Hey, Dilbert. Where’s My Data?!

  • Thomas Barker, University of Pennsylvania, tbarker@pobox.upenn.edu

Code4Lib 2011, Tuesday 8 February, 11:30 - 11:50

Libraries are notorious for maintaining data in massively disparate systems such as databases, flat files, xml and web services. The data is rich and valuable to assessment, but extracting value from multiple systems is complex and time consuming. Yes, there are open source and commercial solutions available, but libraries have unique requirements that can be difficult to integrate into these products. Commercial options also tend to be overly complex or the cool features require an expensive enterprise edition.
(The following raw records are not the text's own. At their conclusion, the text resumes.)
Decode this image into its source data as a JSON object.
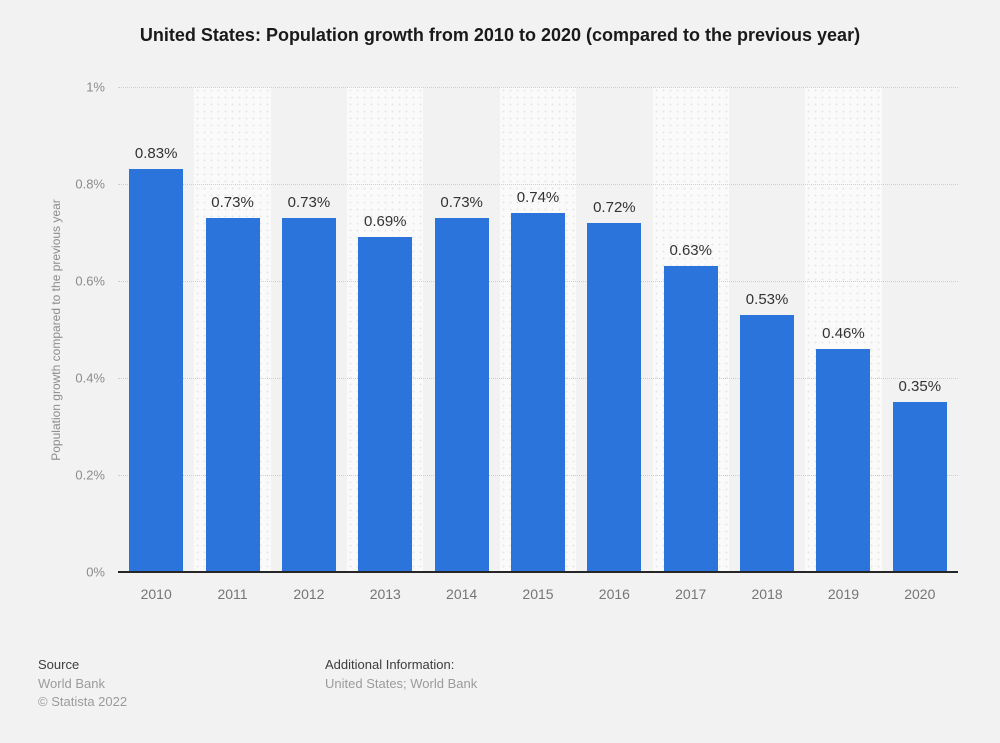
{
  "title": "United States: Population growth from 2010 to 2020 (compared to the previous year)",
  "chart_data": {
    "type": "bar",
    "title": "United States: Population growth from 2010 to 2020 (compared to the previous year)",
    "xlabel": "",
    "ylabel": "Population growth compared to the previous year",
    "ylim": [
      0,
      1
    ],
    "grid": true,
    "legend": "none",
    "categories": [
      "2010",
      "2011",
      "2012",
      "2013",
      "2014",
      "2015",
      "2016",
      "2017",
      "2018",
      "2019",
      "2020"
    ],
    "values": [
      0.83,
      0.73,
      0.73,
      0.69,
      0.73,
      0.74,
      0.72,
      0.63,
      0.53,
      0.46,
      0.35
    ],
    "value_labels": [
      "0.83%",
      "0.73%",
      "0.73%",
      "0.69%",
      "0.73%",
      "0.74%",
      "0.72%",
      "0.63%",
      "0.53%",
      "0.46%",
      "0.35%"
    ],
    "y_ticks": [
      {
        "label": "0%",
        "value": 0
      },
      {
        "label": "0.2%",
        "value": 0.2
      },
      {
        "label": "0.4%",
        "value": 0.4
      },
      {
        "label": "0.6%",
        "value": 0.6
      },
      {
        "label": "0.8%",
        "value": 0.8
      },
      {
        "label": "1%",
        "value": 1
      }
    ],
    "bar_color": "#2b74db"
  },
  "colors": {
    "page_background": "#f2f2f2",
    "shaded_band": "#fafafa",
    "band_dot": "#e7e7e7",
    "gridline": "#cfcfcf",
    "axis_line": "#262626",
    "bar": "#2b74db",
    "value_label": "#333333",
    "tick_label": "#8c8c8c"
  },
  "footer": {
    "source_heading": "Source",
    "source_lines": [
      "World Bank",
      "© Statista 2022"
    ],
    "additional_heading": "Additional Information:",
    "additional_lines": [
      "United States; World Bank"
    ]
  }
}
With funding from the Institute of Museum and Library Services, UPenn is developing MetriDoc to address data integration headaches within the library, and support reporting requirements from management. MetriDoc’s mission is to provide an open source API / tool set where users can specify dataflows and use library based services to solve integration problems while MetriDoc worries about scalability and performance. MetriDoc accomplishes this with no complex xml configuration or scary SOA middleware, but instead uses a simple DSL where possible. Eventually the project will also include dashboards to assist with complex job management and data flow monitoring.

The first half the presentation briefly discusses MetriDoc’s architecture while the remainder of the presentation will include code samples to illustrate problems it can solve. Information on how to contribute or download MetriDoc will be provided as well.